I am not sure what point you are trying to make here but forgive me if I get the wrong end of the stick. My job is in Wildlife Enquiries and I have the support of my line manager to contribute to Internet forums. There is more to this but more about that in the New Year (hopefully). I do not see this as getting information for the RSPB but trying to engage people in talk about birds hence why I retracted my comments when Anthony kindly dug out the transcript of the show. In fact, since I came to work at the RSPB, much of my time is taken up with events that are unpaid and I rarely catch up with my time in lieu. It is perhaps not how I would have chosen to be involved in conservation but it suits my interests. Forums by nature, should be a two-way exchange of information and that is what I try to do. My main job is as a frontliner for the RSPB and that means answering the telephone whilst sat in front of a PC. If there are few letters and emails (as is often the case in winter) then it makes sense for me to look for extra work and BF is ideal in this respect. The difficult balance I have is how to present the points of discussion to the community. Essentially, you are talking to Ian Peters but I have to be ever mindful of the fact that I revealed my identity and I am seen to be representing the RSPB. Having worked in welfare, I have the experience to talk about a range of issues that are not necessarily within the RSPB remit and this is difficult to balance out.
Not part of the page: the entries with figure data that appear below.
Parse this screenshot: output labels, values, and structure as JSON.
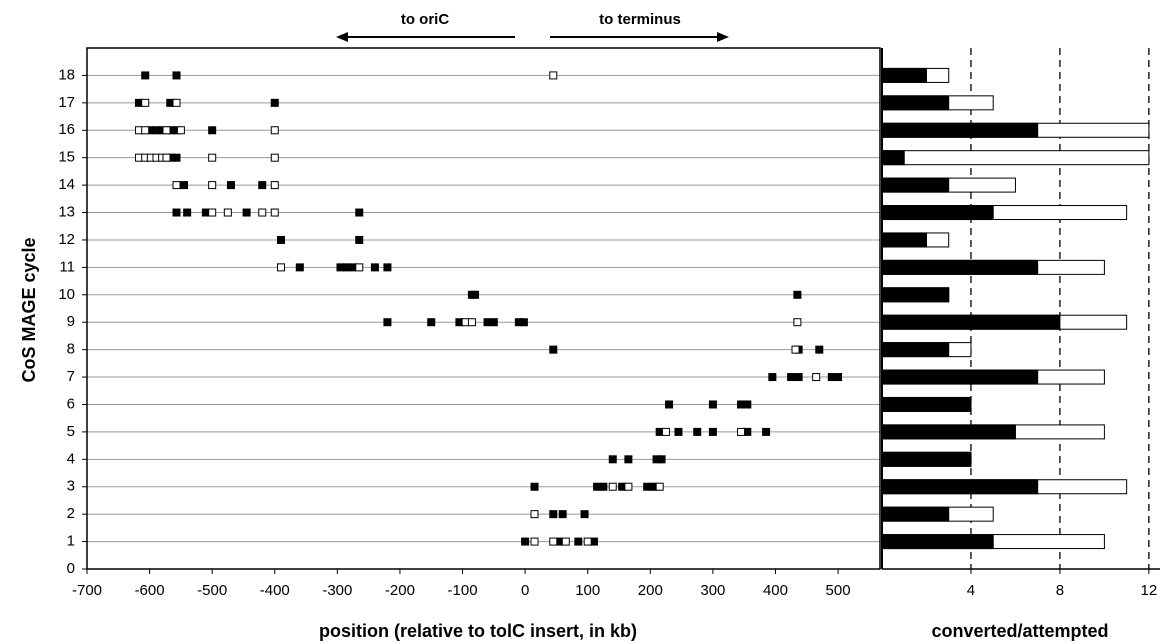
{
  "chart_data": [
    {
      "type": "scatter",
      "ylabel": "CoS MAGE cycle",
      "xlabel": "position (relative to tolC insert, in kb)",
      "annotations": [
        "to oriC",
        "to terminus"
      ],
      "xlim": [
        -700,
        567
      ],
      "xticks": [
        -700,
        -600,
        -500,
        -400,
        -300,
        -200,
        -100,
        0,
        100,
        200,
        300,
        400,
        500
      ],
      "ylim": [
        0,
        19
      ],
      "yticks": [
        0,
        1,
        2,
        3,
        4,
        5,
        6,
        7,
        8,
        9,
        10,
        11,
        12,
        13,
        14,
        15,
        16,
        17,
        18
      ],
      "grid": true,
      "series": [
        {
          "color": "#000000",
          "x": [
            -607,
            -557,
            -617,
            -567,
            -400,
            -598,
            -589,
            -580,
            -565,
            -557,
            -500,
            -565,
            -557,
            -545,
            -470,
            -420,
            -557,
            -540,
            -510,
            -445,
            -265,
            -390,
            -265,
            -360,
            -295,
            -285,
            -275,
            -240,
            -220,
            -85,
            -80,
            435,
            -220,
            -150,
            -105,
            -60,
            -50,
            -10,
            -2,
            45,
            437,
            470,
            395,
            425,
            437,
            490,
            500,
            230,
            300,
            345,
            355,
            215,
            245,
            275,
            300,
            355,
            385,
            140,
            165,
            210,
            218,
            15,
            115,
            125,
            155,
            195,
            205,
            45,
            60,
            95,
            0,
            55,
            85,
            110
          ],
          "values": [
            18,
            18,
            17,
            17,
            17,
            16,
            16,
            16,
            16,
            16,
            16,
            15,
            15,
            14,
            14,
            14,
            13,
            13,
            13,
            13,
            13,
            12,
            12,
            11,
            11,
            11,
            11,
            11,
            11,
            10,
            10,
            10,
            9,
            9,
            9,
            9,
            9,
            9,
            9,
            8,
            8,
            8,
            7,
            7,
            7,
            7,
            7,
            6,
            6,
            6,
            6,
            5,
            5,
            5,
            5,
            5,
            5,
            4,
            4,
            4,
            4,
            3,
            3,
            3,
            3,
            3,
            3,
            2,
            2,
            2,
            1,
            1,
            1,
            1
          ]
        },
        {
          "color": "#ffffff",
          "x": [
            45,
            -607,
            -557,
            -617,
            -607,
            -573,
            -550,
            -400,
            -617,
            -607,
            -598,
            -589,
            -580,
            -573,
            -500,
            -400,
            -557,
            -500,
            -400,
            -500,
            -475,
            -420,
            -400,
            -390,
            -265,
            -95,
            -85,
            435,
            432,
            465,
            225,
            345,
            140,
            165,
            215,
            15,
            15,
            45,
            65,
            100
          ],
          "values": [
            18,
            17,
            17,
            16,
            16,
            16,
            16,
            16,
            15,
            15,
            15,
            15,
            15,
            15,
            15,
            15,
            14,
            14,
            14,
            13,
            13,
            13,
            13,
            11,
            11,
            9,
            9,
            9,
            8,
            7,
            5,
            5,
            3,
            3,
            3,
            2,
            1,
            1,
            1,
            1
          ]
        }
      ]
    },
    {
      "type": "bar",
      "xlabel": "converted/attempted",
      "xlim": [
        0,
        12.5
      ],
      "xticks": [
        4,
        8,
        12
      ],
      "series": [
        {
          "color": "#ffffff",
          "values": [
            10,
            5,
            11,
            4,
            10,
            4,
            10,
            4,
            11,
            3,
            10,
            3,
            11,
            6,
            12,
            12,
            5,
            3
          ]
        },
        {
          "color": "#000000",
          "values": [
            5,
            3,
            7,
            4,
            6,
            4,
            7,
            3,
            8,
            3,
            7,
            2,
            5,
            3,
            1,
            7,
            3,
            2
          ]
        }
      ]
    }
  ]
}
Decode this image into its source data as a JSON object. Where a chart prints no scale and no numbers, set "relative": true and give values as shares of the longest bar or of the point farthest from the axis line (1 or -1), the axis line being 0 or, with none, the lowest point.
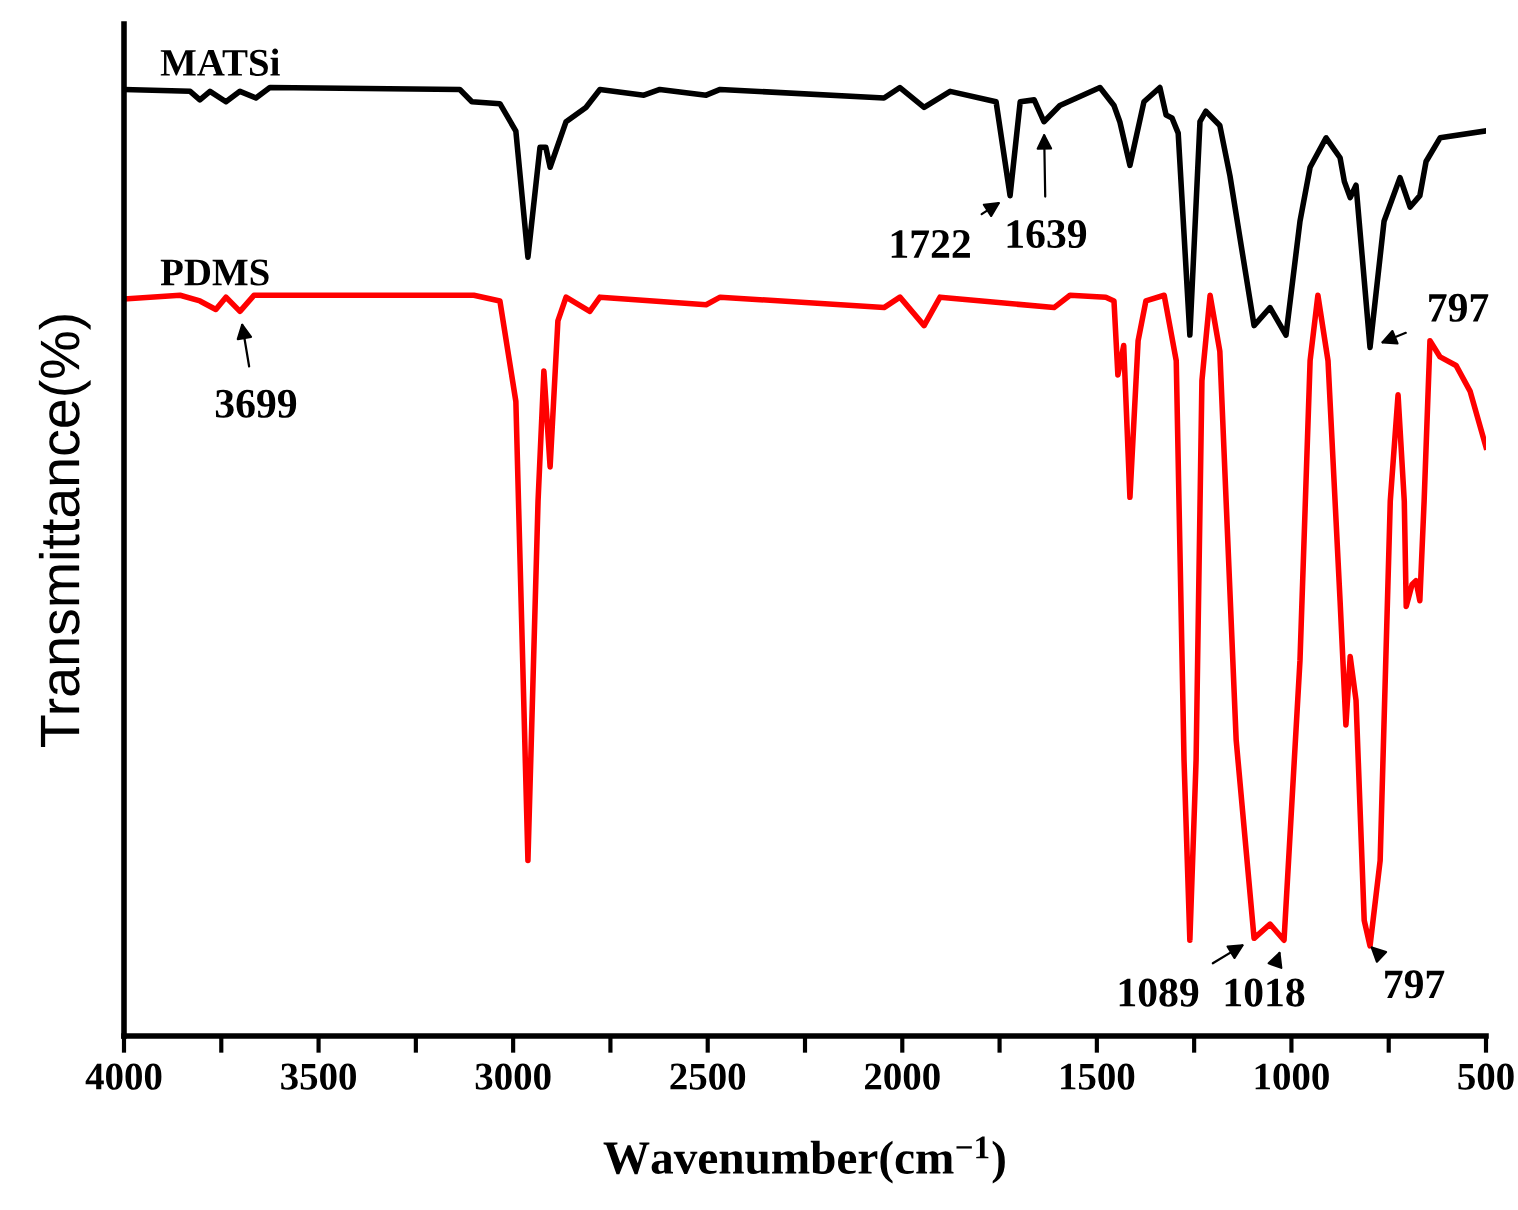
{
  "chart_data": {
    "type": "line",
    "relative": true,
    "xlabel": "Wavenumber(cm$^{−1}$)",
    "ylabel": "Transmittance(%)",
    "xlim": [
      4000,
      500
    ],
    "xticks": [
      4000,
      {
        "value": 3750,
        "label": null
      },
      3500,
      {
        "value": 3250,
        "label": null
      },
      3000,
      {
        "value": 2750,
        "label": null
      },
      2500,
      {
        "value": 2250,
        "label": null
      },
      2000,
      {
        "value": 1750,
        "label": null
      },
      1500,
      {
        "value": 1250,
        "label": null
      },
      1000,
      {
        "value": 750,
        "label": null
      },
      500
    ],
    "grid": false,
    "marker": "none",
    "line_style": "solid",
    "series": [
      {
        "name": "MATSi",
        "color": "#000000",
        "x": [
          4000,
          3830,
          3805,
          3779,
          3738,
          3702,
          3661,
          3625,
          3137,
          3106,
          3034,
          2993,
          2962,
          2931,
          2916,
          2905,
          2864,
          2813,
          2777,
          2664,
          2623,
          2504,
          2468,
          2047,
          2006,
          1944,
          1877,
          1759,
          1723,
          1697,
          1661,
          1636,
          1595,
          1492,
          1456,
          1441,
          1415,
          1379,
          1338,
          1322,
          1307,
          1291,
          1261,
          1235,
          1220,
          1184,
          1158,
          1096,
          1055,
          1014,
          978,
          952,
          911,
          875,
          864,
          849,
          834,
          798,
          762,
          721,
          695,
          670,
          654,
          618,
          505
        ],
        "values": [
          0.998,
          0.996,
          0.987,
          0.996,
          0.985,
          0.996,
          0.989,
          1.0,
          0.998,
          0.985,
          0.983,
          0.954,
          0.821,
          0.937,
          0.937,
          0.916,
          0.964,
          0.979,
          0.998,
          0.992,
          0.998,
          0.992,
          0.998,
          0.989,
          1.0,
          0.979,
          0.996,
          0.985,
          0.886,
          0.985,
          0.987,
          0.964,
          0.981,
          1.0,
          0.981,
          0.964,
          0.918,
          0.985,
          1.0,
          0.971,
          0.968,
          0.952,
          0.739,
          0.964,
          0.975,
          0.96,
          0.907,
          0.749,
          0.768,
          0.739,
          0.859,
          0.916,
          0.947,
          0.926,
          0.901,
          0.884,
          0.897,
          0.726,
          0.859,
          0.905,
          0.874,
          0.886,
          0.922,
          0.947,
          0.954
        ]
      },
      {
        "name": "PDMS",
        "color": "#ff0000",
        "x": [
          4000,
          3856,
          3805,
          3764,
          3738,
          3702,
          3666,
          3101,
          3034,
          2993,
          2962,
          2936,
          2921,
          2905,
          2885,
          2864,
          2803,
          2777,
          2504,
          2468,
          2047,
          2006,
          1944,
          1903,
          1610,
          1569,
          1477,
          1456,
          1446,
          1431,
          1415,
          1394,
          1374,
          1327,
          1296,
          1276,
          1261,
          1245,
          1230,
          1209,
          1184,
          1142,
          1096,
          1055,
          1019,
          978,
          952,
          932,
          906,
          875,
          860,
          849,
          834,
          813,
          798,
          772,
          746,
          726,
          710,
          705,
          690,
          680,
          670,
          659,
          644,
          618,
          577,
          541,
          500
        ],
        "values": [
          0.777,
          0.781,
          0.775,
          0.766,
          0.779,
          0.764,
          0.781,
          0.781,
          0.775,
          0.669,
          0.185,
          0.564,
          0.701,
          0.6,
          0.754,
          0.779,
          0.764,
          0.779,
          0.771,
          0.779,
          0.768,
          0.779,
          0.749,
          0.779,
          0.768,
          0.781,
          0.779,
          0.775,
          0.697,
          0.728,
          0.568,
          0.733,
          0.775,
          0.781,
          0.712,
          0.291,
          0.101,
          0.291,
          0.691,
          0.781,
          0.722,
          0.312,
          0.103,
          0.118,
          0.101,
          0.396,
          0.712,
          0.781,
          0.712,
          0.459,
          0.328,
          0.4,
          0.354,
          0.122,
          0.095,
          0.185,
          0.564,
          0.676,
          0.564,
          0.453,
          0.476,
          0.48,
          0.459,
          0.564,
          0.733,
          0.716,
          0.707,
          0.68,
          0.621
        ]
      }
    ],
    "annotations": [
      {
        "text": "1722",
        "x": 1723,
        "y": 0.886
      },
      {
        "text": "1639",
        "x": 1636,
        "y": 0.964
      },
      {
        "text": "797",
        "x": 798,
        "y": 0.726
      },
      {
        "text": "3699",
        "x": 3702,
        "y": 0.764
      },
      {
        "text": "1089",
        "x": 1096,
        "y": 0.103
      },
      {
        "text": "1018",
        "x": 1019,
        "y": 0.101
      },
      {
        "text": "797",
        "x": 798,
        "y": 0.095
      }
    ]
  }
}
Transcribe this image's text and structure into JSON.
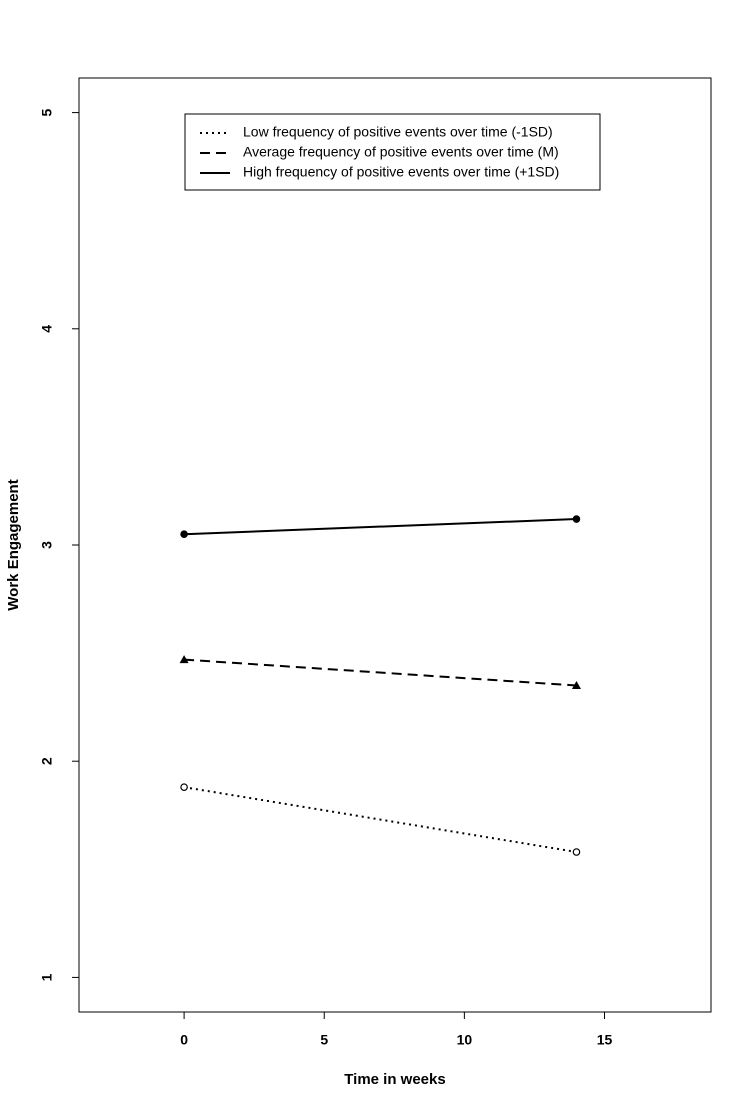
{
  "chart_data": {
    "type": "line",
    "x_label": "Time in weeks",
    "y_label": "Work Engagement",
    "x": [
      0,
      14
    ],
    "xlim": [
      -3.75,
      18.8
    ],
    "xticks": [
      0,
      5,
      10,
      15
    ],
    "ylim": [
      0.84,
      5.16
    ],
    "yticks": [
      1,
      2,
      3,
      4,
      5
    ],
    "series": [
      {
        "name": "Low frequency of positive events over time (-1SD)",
        "color": "#000000",
        "dash": "dotted",
        "marker": "open-circle",
        "values": [
          1.88,
          1.58
        ]
      },
      {
        "name": "Average frequency of positive events over time (M)",
        "color": "#000000",
        "dash": "dashed",
        "marker": "filled-triangle",
        "values": [
          2.47,
          2.35
        ]
      },
      {
        "name": "High frequency of positive events over time (+1SD)",
        "color": "#000000",
        "dash": "solid",
        "marker": "filled-circle",
        "values": [
          3.05,
          3.12
        ]
      }
    ]
  }
}
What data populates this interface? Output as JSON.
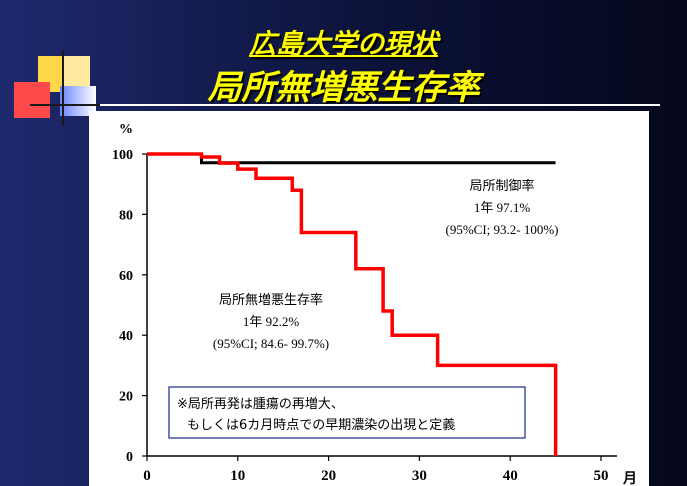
{
  "slide": {
    "title_line1": "広島大学の現状",
    "title_line2": "局所無増悪生存率"
  },
  "colors": {
    "background": "#0c1238",
    "title": "#ffff00",
    "lc_series": "#000000",
    "pfs_series": "#ff0000",
    "deco_yellow": "#ffd84a",
    "deco_red": "#ff4a4a",
    "deco_blue": "#4a6aff"
  },
  "chart_data": {
    "type": "line",
    "title": "",
    "xlabel": "月",
    "ylabel": "%",
    "xlim": [
      0,
      50
    ],
    "ylim": [
      0,
      100
    ],
    "x_ticks": [
      0,
      10,
      20,
      30,
      40,
      50
    ],
    "y_ticks": [
      0,
      20,
      40,
      60,
      80,
      100
    ],
    "grid": false,
    "series": [
      {
        "name": "局所制御率",
        "color": "#000000",
        "steps": [
          [
            0,
            100
          ],
          [
            6,
            100
          ],
          [
            6,
            97.1
          ],
          [
            45,
            97.1
          ]
        ]
      },
      {
        "name": "局所無増悪生存率",
        "color": "#ff0000",
        "steps": [
          [
            0,
            100
          ],
          [
            6,
            100
          ],
          [
            6,
            99
          ],
          [
            8,
            99
          ],
          [
            8,
            97
          ],
          [
            10,
            97
          ],
          [
            10,
            95
          ],
          [
            12,
            95
          ],
          [
            12,
            92
          ],
          [
            16,
            92
          ],
          [
            16,
            88
          ],
          [
            17,
            88
          ],
          [
            17,
            74
          ],
          [
            23,
            74
          ],
          [
            23,
            62
          ],
          [
            26,
            62
          ],
          [
            26,
            48
          ],
          [
            27,
            48
          ],
          [
            27,
            40
          ],
          [
            32,
            40
          ],
          [
            32,
            30
          ],
          [
            45,
            30
          ],
          [
            45,
            0
          ]
        ]
      }
    ],
    "annotations": {
      "local_control": {
        "name": "局所制御率",
        "line2": "1年 97.1%",
        "line3": "(95%CI; 93.2- 100%)"
      },
      "pfs": {
        "name": "局所無増悪生存率",
        "line2": "1年 92.2%",
        "line3": "(95%CI; 84.6- 99.7%)"
      },
      "note": {
        "line1": "※局所再発は腫瘍の再増大、",
        "line2": "もしくは6カ月時点での早期濃染の出現と定義"
      }
    }
  }
}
My other area of interest is predator - prey relationships and population dynamics (hence why I am drawn to this type of discussion). I had this interest long before I came to the RSPB but the advantage is that for the most part, I can draw on the second largest natural history library in the UK. Now comes the problem and it is down to human nature. Occasionally, people call up and want to shout at me (and my colleagues) and it can get personal. I guess what people are objecting to is RSPB policy but Ian Peters still gets it in the neck. I sometimes wonder if I would have not been better off by telling anyone where I work here on BF. Anthony said that he did not know if he was talking to Ian Peters or the RSPB but equally, I am sometimes unsure whether the person responding is talking to me or debating with the RSPB. Is this a fair summary? It is certainly something to think about and could potentially impact on the future.

Ian
 

DJ Sideboard

Well-known member
Suricate said:
As you spend considerable time on this forum in what can only be described as RSPB work time, may I ask is this where you gain your information for the RSPB or unlike many of us with full time commitment to Animal welfare do you have long periods of free time......
Suricate

And Suricates has gone in with a two-footed reducer on the amusement arcade early doors.....
 

Suricate

Well-known member
robinm said:
Once again this thread is descending into personal insults. This has got to stop.
No personal quip or any other agenda so please stop seeing what is not there.
Perhaps not all questions or comments suit everyone all the time but that does not mean in this case that I have made any personal insult.